1. If your business received a review that you don’t agree with, attempt to reconcile the situation with the customer. Google says, “We know a negative review can be frustrating, but we believe that engaging with a customer to address his or her concerns creates the best environment on Google Places.”
You can call the family and say that you noticed the review and wanted to make sure they were completely satisfied with your services. If that conversation goes well, you can ask them to change or delete their rating. FYI, reviews can only be deleted from Google Maps.
2. If they won’t take your calls or emails, as a verified Google Places business owner (this means you have a Google account and have claimed and verified your funeral home on Google Places) you can publicly respond to reviews posted directly on Google in the reviews section on the Places Page. By responding online, other readers will see that you are at least attempting to reach out to the reviewer and make things ‘right.’

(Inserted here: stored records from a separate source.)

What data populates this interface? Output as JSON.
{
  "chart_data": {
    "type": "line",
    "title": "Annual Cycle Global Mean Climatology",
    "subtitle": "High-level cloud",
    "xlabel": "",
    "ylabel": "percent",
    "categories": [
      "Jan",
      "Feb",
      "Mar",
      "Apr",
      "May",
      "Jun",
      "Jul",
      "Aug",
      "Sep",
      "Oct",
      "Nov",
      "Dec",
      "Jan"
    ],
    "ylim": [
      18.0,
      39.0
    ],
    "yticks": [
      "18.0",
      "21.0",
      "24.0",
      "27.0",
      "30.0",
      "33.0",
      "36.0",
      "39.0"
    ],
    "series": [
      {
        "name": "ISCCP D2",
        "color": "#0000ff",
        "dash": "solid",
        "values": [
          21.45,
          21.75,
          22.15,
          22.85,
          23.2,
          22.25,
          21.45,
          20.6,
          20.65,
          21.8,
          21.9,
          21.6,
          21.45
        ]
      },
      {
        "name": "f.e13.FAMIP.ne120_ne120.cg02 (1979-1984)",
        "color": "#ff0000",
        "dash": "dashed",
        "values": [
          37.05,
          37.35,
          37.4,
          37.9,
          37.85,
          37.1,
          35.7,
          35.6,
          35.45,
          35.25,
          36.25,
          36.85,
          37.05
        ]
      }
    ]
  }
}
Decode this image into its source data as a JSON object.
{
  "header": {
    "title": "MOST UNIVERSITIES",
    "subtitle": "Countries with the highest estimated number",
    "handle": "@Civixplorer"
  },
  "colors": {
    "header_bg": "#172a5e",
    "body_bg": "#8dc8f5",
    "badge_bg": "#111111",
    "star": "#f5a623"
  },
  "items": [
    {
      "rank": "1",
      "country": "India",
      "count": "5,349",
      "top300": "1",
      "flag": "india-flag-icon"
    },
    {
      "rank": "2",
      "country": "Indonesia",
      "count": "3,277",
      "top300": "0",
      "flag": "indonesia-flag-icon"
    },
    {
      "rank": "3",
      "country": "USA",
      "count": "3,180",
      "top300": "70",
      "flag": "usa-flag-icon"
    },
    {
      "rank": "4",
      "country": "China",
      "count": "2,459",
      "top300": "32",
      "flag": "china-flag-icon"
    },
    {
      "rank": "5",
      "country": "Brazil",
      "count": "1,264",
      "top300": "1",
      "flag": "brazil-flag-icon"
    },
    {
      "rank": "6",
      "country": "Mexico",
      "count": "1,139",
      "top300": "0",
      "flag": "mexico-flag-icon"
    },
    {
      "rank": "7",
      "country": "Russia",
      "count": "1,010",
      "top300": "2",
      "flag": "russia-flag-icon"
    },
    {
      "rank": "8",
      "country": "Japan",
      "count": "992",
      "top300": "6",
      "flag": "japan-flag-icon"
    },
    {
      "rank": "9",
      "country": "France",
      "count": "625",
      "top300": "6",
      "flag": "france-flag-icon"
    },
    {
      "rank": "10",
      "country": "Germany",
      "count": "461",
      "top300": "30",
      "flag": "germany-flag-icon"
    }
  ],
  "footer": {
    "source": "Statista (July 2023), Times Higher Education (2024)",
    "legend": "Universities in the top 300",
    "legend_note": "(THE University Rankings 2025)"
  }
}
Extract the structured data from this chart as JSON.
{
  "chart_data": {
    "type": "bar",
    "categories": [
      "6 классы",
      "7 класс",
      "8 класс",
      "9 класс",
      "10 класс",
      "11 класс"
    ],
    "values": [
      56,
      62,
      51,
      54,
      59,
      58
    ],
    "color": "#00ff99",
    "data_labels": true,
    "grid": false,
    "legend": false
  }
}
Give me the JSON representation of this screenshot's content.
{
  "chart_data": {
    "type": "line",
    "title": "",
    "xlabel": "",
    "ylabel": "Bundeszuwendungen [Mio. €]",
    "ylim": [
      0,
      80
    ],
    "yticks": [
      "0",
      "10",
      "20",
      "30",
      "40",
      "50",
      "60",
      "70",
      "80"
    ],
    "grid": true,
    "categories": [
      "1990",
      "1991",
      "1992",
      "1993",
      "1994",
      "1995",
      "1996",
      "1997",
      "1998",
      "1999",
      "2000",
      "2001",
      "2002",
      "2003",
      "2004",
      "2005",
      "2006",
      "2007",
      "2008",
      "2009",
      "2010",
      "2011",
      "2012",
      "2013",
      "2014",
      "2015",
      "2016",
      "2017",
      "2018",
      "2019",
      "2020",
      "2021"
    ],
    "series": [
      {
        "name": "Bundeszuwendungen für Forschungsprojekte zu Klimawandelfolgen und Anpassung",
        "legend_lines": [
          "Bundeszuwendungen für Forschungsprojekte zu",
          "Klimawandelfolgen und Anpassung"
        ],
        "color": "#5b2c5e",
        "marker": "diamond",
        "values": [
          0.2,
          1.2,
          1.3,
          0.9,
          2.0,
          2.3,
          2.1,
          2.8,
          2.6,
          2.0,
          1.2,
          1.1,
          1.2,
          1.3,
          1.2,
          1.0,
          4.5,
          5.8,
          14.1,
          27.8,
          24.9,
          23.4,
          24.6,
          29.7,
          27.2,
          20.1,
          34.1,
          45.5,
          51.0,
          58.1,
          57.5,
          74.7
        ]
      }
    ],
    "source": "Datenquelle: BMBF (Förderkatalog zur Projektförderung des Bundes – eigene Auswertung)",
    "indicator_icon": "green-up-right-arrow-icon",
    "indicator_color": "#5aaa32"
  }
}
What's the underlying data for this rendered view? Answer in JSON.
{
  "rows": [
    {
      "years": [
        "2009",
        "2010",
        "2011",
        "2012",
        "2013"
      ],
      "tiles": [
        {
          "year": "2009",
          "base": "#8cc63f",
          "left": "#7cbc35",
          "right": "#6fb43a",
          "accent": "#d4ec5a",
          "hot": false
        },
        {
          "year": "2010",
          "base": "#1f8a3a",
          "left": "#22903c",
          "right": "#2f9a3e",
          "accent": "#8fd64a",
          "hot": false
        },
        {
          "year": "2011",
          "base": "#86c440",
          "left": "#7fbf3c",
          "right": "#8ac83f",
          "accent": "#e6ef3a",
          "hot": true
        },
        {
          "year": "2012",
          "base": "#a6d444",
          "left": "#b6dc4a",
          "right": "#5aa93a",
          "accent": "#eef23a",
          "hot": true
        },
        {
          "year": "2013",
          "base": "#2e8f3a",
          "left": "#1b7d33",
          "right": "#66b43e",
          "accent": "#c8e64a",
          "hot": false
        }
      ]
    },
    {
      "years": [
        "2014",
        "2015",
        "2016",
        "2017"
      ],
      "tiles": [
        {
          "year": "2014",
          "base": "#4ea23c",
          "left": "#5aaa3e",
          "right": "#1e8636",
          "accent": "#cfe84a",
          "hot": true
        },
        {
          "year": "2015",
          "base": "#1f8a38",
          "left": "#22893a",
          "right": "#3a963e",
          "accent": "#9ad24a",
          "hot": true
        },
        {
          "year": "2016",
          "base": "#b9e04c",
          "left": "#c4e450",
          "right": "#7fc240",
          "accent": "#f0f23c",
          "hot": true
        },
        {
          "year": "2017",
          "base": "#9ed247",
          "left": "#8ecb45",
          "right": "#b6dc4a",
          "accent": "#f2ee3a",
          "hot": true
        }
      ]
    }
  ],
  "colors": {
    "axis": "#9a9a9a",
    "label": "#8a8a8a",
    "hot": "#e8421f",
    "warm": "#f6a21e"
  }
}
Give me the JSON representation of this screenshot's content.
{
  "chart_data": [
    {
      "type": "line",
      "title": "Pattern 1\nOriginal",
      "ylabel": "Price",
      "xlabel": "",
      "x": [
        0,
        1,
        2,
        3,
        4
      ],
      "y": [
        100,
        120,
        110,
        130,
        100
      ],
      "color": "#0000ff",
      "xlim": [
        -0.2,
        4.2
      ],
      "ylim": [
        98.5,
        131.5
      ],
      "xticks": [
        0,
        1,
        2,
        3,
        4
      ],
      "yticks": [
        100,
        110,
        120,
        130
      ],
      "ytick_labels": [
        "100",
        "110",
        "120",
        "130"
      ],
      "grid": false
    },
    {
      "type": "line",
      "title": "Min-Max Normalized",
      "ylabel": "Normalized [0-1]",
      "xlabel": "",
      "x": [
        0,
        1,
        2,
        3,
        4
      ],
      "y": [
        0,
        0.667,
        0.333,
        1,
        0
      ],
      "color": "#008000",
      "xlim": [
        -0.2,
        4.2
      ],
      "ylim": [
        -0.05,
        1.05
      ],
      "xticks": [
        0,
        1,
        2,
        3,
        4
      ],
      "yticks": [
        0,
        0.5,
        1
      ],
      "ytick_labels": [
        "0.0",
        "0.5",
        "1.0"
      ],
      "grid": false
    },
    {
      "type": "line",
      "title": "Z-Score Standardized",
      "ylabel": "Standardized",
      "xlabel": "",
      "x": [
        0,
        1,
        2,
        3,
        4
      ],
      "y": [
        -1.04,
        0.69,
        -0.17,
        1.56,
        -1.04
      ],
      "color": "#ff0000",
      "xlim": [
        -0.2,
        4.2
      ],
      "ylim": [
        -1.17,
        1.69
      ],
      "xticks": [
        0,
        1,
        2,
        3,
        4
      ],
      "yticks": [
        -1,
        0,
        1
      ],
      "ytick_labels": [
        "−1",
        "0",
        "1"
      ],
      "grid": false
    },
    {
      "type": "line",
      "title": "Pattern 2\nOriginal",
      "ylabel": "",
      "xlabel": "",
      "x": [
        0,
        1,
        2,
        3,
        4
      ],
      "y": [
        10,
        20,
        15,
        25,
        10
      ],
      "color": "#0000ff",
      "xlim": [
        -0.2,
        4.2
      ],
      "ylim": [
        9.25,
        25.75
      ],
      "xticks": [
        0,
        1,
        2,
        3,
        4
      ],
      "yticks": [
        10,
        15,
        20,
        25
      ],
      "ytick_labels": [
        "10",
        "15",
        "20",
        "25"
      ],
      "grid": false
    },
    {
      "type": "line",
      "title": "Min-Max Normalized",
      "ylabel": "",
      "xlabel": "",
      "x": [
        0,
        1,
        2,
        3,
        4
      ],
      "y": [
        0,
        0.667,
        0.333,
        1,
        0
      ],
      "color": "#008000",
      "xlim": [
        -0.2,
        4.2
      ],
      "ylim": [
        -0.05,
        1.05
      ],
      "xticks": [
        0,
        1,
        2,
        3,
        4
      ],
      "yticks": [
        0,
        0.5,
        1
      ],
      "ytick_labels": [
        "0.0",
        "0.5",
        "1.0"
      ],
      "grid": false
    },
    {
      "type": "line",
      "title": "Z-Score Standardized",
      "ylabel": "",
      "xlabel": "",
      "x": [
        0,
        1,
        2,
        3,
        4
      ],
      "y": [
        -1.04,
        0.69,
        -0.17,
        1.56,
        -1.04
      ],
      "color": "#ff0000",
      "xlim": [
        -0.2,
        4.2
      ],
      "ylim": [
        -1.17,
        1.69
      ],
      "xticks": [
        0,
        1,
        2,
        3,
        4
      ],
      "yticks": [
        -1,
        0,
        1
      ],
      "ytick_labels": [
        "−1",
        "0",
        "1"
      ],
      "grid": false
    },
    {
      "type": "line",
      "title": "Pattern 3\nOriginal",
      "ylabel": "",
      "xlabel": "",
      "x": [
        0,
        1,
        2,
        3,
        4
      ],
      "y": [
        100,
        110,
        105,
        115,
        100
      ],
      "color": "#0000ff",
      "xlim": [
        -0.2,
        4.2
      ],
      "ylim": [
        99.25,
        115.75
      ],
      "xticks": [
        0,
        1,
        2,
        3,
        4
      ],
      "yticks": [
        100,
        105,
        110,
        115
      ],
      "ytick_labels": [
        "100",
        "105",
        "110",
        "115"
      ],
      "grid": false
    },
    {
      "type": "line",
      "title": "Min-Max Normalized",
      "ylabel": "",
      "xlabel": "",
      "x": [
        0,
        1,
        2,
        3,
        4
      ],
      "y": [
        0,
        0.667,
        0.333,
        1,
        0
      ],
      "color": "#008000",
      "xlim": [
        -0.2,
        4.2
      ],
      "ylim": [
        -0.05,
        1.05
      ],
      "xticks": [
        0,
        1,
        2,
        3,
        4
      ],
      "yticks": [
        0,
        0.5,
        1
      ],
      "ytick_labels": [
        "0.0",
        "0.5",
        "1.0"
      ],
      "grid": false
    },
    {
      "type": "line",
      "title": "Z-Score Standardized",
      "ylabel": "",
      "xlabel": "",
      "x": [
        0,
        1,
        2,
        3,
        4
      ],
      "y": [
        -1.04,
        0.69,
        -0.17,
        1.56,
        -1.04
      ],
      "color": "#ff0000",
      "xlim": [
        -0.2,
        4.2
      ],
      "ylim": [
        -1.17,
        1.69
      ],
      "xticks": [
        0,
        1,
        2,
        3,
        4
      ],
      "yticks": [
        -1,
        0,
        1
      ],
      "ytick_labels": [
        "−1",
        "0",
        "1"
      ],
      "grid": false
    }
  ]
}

3. You can use the Flag as inappropriate link next to a review to report it as inappropriate. Google will then check to see if the review violates their guidelines. To protect both business owners and customers, Google has systems in place that may remove reviews that include any of the following:
Note, however, that Google Places reviews are a forum for users to share both positive and negative opinions. Google doesn’t arbitrate disputes and more often than not, they admit they leave reviews up.
4. If you can’t reconcile the situation or remove the review, your best option (and one you should be focusing on anyway) is getting positive reviews to counter the unfavorable one. If you can get families to post a positive review soon after the negative review, it helps readers understand this could be an isolated incident or one person’s perspective. A string of unfavorable reviews … well, that’s another story.
You won’t know about the bad reviews unless you are monitoring your Google account. Ask someone in your firm to check reviews on a weekly, if not daily, basis as Google does not currently send out notifications to business owners when a review is added. It is as easy as pulling up your funeral home name in Google Maps.